Hence, the doctor's dilemma: whether to save his friend the good doctor or the talentless but moralless artist.  Things are more complicated when we find that the bachelor Sir Colenso has fallen in love with Jennifer.  Will he let lust cloud his judgment?  Will he allow for genius such as Louis' to go the way of all flesh or will he work to save a much more moral figure who will be unknown to history?

One of the curiosities in The Doctor's Dilemma is that it starts out with a bit of voice-over by Sir Patrick but after a while that goes by the wayside.  It's good voice-over in that it allows us to see Sir Patrick as one with a jaded eye towards his profession, which he see as populated by a lot of quacks who have either little interest in actual health or are just plain stupid.


I suppose director Anthony Asquith dropped that bit thanks to Anatole de Grunwald's adaptation of Shaw's play.  It is clear by both the performances and the script that the doctors, in particular Walpole and Bloomfield-Bonington were idiots.  It is good to see Sim and Morley play such pompous fools, and they do it so well. Morley in particular seems adept at playing thick-headed individuals to where he made a career out of it.  In his efforts to sound intelligent with his talk of various blood materials his idiocy comes completely through.

Sim, best remembered as Scrooge in one of the many A Christmas Carol versions, shows, makes most of his tottering surgeon who thinks everything can be cured through removing this, that and t'other.  

It's interesting that it is Robinson that comes across as a bit of a stiff, with little hint of any erotic passion for Jennifer.  He is both rather dramatic as Ridgeon and as someone who is just there.  He didn't strike me as particularly strong.

It took a while to recognize Dirk Bogarde as the amoral Louis, and to be honest, I don't think he was as good as he could have been as Louis the Loser.  It's almost as if he and Asquith wanted some audience sympathy for the devil when making him totally sleazy save for Jennifer might have done a bit more.  I thought Bogarde a touch theatrical.
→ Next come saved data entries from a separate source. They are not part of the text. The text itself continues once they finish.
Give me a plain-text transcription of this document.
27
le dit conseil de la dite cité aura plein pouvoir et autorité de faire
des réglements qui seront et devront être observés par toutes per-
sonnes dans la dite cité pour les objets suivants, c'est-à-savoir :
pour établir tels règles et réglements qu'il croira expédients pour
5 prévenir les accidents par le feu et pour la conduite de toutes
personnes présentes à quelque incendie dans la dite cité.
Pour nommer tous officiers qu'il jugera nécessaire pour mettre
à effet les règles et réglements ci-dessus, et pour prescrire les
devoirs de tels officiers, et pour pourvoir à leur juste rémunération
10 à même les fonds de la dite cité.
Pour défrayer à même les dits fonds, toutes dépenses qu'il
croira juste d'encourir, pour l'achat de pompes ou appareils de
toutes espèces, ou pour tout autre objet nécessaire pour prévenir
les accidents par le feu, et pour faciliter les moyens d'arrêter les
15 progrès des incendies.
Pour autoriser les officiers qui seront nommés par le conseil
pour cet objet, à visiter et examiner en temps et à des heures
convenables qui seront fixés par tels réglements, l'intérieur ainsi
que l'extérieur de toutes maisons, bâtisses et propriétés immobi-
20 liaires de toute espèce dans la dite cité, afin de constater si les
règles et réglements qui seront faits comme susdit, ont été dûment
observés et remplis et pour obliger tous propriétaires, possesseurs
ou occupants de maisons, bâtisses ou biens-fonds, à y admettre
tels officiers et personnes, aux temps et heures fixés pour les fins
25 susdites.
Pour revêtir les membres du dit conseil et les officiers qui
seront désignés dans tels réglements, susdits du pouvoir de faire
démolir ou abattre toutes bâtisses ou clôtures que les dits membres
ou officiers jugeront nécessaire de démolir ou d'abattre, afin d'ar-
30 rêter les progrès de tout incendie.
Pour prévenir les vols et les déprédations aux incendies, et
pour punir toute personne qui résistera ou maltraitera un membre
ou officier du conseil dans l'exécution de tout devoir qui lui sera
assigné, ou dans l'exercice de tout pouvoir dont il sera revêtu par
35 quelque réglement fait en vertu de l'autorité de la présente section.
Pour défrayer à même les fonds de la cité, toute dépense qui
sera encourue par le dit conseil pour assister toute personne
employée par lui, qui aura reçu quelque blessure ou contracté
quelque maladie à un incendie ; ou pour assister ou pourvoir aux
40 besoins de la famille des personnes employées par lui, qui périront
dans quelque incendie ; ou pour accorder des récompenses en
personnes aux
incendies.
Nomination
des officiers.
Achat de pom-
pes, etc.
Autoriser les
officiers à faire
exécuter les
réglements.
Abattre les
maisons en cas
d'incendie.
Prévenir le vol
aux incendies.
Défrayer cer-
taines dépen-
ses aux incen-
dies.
Caron too was a touch overly dramatic but I think Jennifer was meant to be slightly overdone, her near-total worship of Louis to where she's blinded to his true nature a major part of her character. Still, Caron did show a strong nature at the end when she coldly rejects Sir Colenso for not having cured her husband.  It shows a tough, unforgiving manner to her, understandable given the circumstances.

The screen adaptation is particularly strong, though at times the film cannot fully escape its theatrical roots.  The movie, however, shows how slowly, steadily, Louis twists the doctors' morality against them, to where what Sir Colenso said earlier in regards to Louis makes some sense.

"It's easier to replace a dead man than a good picture".

Joseph Kosma's score at times is a bit overdramatic, punctuating moments of intensity when they need not be punctuated, and sometimes the sets and costumes are a bit more stage-bound than perhaps would have been good.  It might also have been good to have seen some of the good work Dr. Blenkinsop did and the artwork that so impressed the various doctors.

On the whole, however, The Doctor's Dilemma is not a bad way to spend some time with Shaw.  It is a story that works quite well today, whether it is set in Edwardian England or the present-day, as new technologies and human trials continue leaving doctors and scientists with various ethical questions, some that might even involve the heart.